In many critical situations, air access is the only means of reaching stricken areas and it is essential that as much information as possible is made available to the air services, such as the availability of fuel, coordinates of landing areas, access to spare parts etc. This is particularly critical in the interfacing between military and civilian infrastructure.
The private sector can play an important role in strengthening health systems and in developing technologies and programmes that promote disaster mitigation and preparedness. AKDN’s efforts to re-establish the health system in disaster-affected areas has allowed us to interact closely with local and central governments to introduce better clinical and preventive programmes. We believe that these activities have positive impacts on the health status of the affected communities. Partnerships between the public and private sectors in healthcare can provide new dimensions of complementary and collaborative work aimed at improving people’s health.
The experience of our Network underscores the need for new thinking that emphasizes disaster preparedness and mitigation as well as supporting the continued functioning of critical health facilities and systems. These are the means to save lives and to reduce destruction to infrastructure and livelihoods. In our areas of operation, disasters have taken place and will certainly occur in the future. We believe that we have developed some robust means to prepare for and to ease the effects of future disasters.
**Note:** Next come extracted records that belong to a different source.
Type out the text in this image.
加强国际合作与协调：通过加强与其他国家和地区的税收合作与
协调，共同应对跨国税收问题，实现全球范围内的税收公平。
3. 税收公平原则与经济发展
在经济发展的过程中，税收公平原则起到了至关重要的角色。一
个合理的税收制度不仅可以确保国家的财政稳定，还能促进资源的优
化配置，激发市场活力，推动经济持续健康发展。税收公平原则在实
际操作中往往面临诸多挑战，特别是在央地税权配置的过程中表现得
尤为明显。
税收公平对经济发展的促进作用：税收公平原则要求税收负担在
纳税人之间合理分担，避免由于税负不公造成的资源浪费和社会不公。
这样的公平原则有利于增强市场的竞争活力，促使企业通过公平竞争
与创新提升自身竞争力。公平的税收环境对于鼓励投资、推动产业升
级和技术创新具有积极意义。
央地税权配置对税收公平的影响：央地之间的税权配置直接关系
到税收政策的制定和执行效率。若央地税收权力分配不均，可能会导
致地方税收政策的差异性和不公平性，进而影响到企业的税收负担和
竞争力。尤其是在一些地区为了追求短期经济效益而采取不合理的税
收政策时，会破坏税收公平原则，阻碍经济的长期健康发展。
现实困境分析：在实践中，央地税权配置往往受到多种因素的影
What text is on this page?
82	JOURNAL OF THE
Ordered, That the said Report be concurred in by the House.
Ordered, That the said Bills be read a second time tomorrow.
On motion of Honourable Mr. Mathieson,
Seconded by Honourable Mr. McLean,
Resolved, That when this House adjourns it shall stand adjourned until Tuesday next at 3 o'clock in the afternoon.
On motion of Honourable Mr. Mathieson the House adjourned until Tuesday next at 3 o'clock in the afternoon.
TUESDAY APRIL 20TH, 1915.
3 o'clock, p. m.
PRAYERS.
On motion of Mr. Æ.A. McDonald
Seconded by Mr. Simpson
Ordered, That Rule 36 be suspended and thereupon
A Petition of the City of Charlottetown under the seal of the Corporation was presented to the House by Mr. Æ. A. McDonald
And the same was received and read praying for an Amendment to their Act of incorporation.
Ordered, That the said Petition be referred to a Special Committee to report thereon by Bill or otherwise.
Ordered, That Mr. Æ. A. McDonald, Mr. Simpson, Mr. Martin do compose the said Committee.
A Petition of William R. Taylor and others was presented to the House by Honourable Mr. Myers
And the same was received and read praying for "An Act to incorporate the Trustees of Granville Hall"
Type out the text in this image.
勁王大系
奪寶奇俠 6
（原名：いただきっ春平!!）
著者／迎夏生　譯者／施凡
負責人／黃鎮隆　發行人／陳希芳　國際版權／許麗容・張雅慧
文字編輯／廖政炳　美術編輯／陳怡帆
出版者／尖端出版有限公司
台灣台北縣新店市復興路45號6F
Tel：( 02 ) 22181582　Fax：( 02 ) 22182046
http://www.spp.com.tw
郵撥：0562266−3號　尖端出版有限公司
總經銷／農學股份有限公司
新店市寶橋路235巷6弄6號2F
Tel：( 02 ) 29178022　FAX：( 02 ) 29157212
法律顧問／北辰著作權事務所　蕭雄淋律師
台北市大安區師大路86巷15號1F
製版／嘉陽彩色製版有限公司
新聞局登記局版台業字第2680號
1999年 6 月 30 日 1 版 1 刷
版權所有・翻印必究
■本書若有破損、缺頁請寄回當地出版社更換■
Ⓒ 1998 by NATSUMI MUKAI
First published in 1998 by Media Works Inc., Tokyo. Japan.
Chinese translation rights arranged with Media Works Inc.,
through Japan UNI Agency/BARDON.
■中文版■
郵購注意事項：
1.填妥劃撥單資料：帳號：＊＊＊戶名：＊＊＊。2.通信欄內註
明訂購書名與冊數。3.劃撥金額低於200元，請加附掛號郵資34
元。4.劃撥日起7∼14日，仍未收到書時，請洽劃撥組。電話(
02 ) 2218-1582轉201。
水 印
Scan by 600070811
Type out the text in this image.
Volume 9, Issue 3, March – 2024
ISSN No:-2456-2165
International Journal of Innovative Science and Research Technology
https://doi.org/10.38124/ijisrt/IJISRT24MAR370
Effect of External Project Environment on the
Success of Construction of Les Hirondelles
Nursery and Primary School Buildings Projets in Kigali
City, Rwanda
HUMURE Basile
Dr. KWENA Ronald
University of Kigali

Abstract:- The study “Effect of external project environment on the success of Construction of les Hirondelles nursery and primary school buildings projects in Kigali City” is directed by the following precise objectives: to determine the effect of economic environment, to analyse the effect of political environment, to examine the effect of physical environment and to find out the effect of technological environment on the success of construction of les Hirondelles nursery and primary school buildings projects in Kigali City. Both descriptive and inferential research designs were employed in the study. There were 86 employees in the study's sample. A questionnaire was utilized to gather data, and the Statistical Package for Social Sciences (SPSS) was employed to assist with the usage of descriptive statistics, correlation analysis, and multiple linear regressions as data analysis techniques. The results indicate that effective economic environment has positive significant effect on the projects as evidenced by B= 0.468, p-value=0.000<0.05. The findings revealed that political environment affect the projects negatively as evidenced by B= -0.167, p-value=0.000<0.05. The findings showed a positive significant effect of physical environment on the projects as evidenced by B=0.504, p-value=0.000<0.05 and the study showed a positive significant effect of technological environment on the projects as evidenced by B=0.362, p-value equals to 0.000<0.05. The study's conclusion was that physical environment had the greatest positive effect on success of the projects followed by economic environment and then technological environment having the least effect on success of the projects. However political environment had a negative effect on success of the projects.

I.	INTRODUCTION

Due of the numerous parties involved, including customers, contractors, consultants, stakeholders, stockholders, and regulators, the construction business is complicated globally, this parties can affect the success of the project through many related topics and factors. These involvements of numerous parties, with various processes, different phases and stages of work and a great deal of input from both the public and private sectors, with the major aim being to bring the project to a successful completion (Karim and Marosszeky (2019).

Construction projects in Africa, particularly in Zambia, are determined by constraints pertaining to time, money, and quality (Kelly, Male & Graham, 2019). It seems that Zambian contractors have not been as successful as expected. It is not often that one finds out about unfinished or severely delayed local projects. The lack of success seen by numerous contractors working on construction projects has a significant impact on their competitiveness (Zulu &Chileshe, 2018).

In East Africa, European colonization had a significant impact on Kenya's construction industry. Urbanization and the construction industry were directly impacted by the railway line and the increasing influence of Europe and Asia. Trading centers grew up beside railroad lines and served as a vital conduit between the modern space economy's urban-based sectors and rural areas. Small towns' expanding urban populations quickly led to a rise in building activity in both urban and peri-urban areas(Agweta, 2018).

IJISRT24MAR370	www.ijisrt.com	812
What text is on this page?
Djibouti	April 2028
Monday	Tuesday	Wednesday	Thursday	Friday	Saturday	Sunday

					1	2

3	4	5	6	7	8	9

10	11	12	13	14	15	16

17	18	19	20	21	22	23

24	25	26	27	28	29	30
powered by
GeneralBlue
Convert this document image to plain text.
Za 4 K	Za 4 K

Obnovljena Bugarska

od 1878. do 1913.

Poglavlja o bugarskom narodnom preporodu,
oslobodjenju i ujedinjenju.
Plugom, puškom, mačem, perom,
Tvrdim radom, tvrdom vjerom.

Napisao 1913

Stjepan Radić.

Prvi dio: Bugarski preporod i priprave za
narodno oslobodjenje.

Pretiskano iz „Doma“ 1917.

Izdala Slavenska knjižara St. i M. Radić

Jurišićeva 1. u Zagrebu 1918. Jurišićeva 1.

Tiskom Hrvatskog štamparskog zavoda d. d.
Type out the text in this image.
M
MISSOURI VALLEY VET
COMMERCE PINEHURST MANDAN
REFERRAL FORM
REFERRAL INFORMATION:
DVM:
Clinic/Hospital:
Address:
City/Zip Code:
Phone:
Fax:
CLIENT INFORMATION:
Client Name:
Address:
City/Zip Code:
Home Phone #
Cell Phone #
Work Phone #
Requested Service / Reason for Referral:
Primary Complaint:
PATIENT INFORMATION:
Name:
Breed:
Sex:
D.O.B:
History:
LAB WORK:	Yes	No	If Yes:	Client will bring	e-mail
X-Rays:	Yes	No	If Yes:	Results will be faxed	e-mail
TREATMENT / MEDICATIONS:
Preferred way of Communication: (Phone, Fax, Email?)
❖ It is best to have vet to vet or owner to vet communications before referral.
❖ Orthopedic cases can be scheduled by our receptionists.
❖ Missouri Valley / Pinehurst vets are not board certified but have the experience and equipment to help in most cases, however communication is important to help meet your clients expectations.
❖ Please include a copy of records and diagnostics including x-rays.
We also know that implementing these measures is cost-effective and essential to safeguarding investments in infrastructure and human life.
When a disaster strikes, many look to the government and the international inter-governmental and non-governmental agencies. However the private sector’s involvement on both preparedness and response is equally important.
As I wrap up, let me emphasise once more that perhaps one of the most vital lessons the Aga Khan Development Network has learned in the field is that disaster resistant health facilities, staffed with well trained personnel and capable of functioning in a situations where all else seems to fail, are key to saving lives. Helping the world understand that is a noble cause. I wish much success to this campaign.